Graph Coloring for Multi-Task Learning
Santosh Patapati
TL;DR
Gradient interference in multitask learning slows convergence and degrades performance when tasks pull updates in conflicting directions. SON-GOKU addresses this by online estimation of cross-task gradient interference, constructing a sparse conflict graph, and greedily coloring to form low-conflict task groups updated sequentially; the graph is refreshed periodically to track evolving relationships. The approach offers descent guarantees, preserves the standard nonconvex SGD rate up to a small factor, and can recover population-level task partitions with high probability. Empirically, SON-GOKU yields consistent improvements across six datasets, often enhancing compatibility with existing MTL optimizers like AdaTask and PCGrad while maintaining scalable time and memory, making interference-aware scheduling practically appealing for diverse multitask settings.
Abstract
When different objectives conflict with each other in multi-task learning, gradients begin to interfere and slow convergence, thereby potentially reducing the final model's performance. To address this, we introduce SON-GOKU, a scheduler that computes gradient interference, constructs an interference graph, and then applies greedy graph-coloring to partition tasks into groups that align well with each other.
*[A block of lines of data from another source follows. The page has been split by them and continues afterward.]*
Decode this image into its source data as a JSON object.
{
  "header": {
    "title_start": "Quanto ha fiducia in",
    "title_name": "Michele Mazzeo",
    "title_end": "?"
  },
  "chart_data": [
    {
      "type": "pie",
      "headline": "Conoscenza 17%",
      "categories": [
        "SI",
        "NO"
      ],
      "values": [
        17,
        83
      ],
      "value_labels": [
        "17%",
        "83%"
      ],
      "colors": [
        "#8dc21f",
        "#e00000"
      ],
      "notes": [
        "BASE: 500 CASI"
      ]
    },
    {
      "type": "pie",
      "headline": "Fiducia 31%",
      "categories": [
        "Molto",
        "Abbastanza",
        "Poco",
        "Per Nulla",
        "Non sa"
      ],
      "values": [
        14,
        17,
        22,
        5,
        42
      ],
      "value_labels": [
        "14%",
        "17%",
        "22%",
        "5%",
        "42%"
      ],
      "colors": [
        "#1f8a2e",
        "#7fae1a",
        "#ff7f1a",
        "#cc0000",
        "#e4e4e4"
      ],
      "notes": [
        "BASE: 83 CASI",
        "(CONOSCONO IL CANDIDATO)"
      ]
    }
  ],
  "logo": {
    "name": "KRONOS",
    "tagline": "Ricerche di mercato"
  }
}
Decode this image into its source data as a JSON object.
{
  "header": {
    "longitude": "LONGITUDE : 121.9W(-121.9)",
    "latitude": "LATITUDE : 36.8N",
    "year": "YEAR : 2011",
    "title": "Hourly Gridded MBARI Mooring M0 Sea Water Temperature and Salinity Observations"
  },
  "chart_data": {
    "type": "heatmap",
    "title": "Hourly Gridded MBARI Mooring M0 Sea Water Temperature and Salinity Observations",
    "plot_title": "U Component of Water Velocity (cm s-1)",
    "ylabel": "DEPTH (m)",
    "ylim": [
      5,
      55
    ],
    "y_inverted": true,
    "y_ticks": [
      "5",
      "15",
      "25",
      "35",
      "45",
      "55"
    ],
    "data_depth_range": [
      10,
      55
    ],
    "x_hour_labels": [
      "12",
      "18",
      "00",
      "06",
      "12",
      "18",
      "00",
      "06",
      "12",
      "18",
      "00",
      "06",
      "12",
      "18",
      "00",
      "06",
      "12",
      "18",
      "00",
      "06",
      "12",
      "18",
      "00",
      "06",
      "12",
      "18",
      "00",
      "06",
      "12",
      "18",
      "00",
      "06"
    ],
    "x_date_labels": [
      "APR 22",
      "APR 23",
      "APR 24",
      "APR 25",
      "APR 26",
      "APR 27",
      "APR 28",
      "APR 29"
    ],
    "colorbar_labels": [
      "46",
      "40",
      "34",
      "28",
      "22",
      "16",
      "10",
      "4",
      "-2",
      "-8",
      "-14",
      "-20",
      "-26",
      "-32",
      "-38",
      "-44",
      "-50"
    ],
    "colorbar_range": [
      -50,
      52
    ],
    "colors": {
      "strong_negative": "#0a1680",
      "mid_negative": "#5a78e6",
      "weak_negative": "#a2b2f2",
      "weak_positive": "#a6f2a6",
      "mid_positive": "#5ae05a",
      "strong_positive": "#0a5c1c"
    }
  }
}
At each training step, only one group (color class) of tasks are activated, and the grouping partition is constantly recomputed as task relationships evolve throughout training. By ensuring that each mini-batch contains only tasks that pull the model in the same direction, our method improves the effectiveness of any underlying multi-task learning optimizer without additional tuning. Since tasks within these groups will update in compatible directions, multi-task learning will improve model performance rather than impede it. Empirical results on six different datasets show that this interference-aware graph-coloring approach consistently outperforms baselines and state-of-the-art multi-task optimizers. We provide extensive theory showing why grouping and sequential updates improve multi-task learning, with guarantees on descent, convergence, and accurately identifying what tasks conflict or align.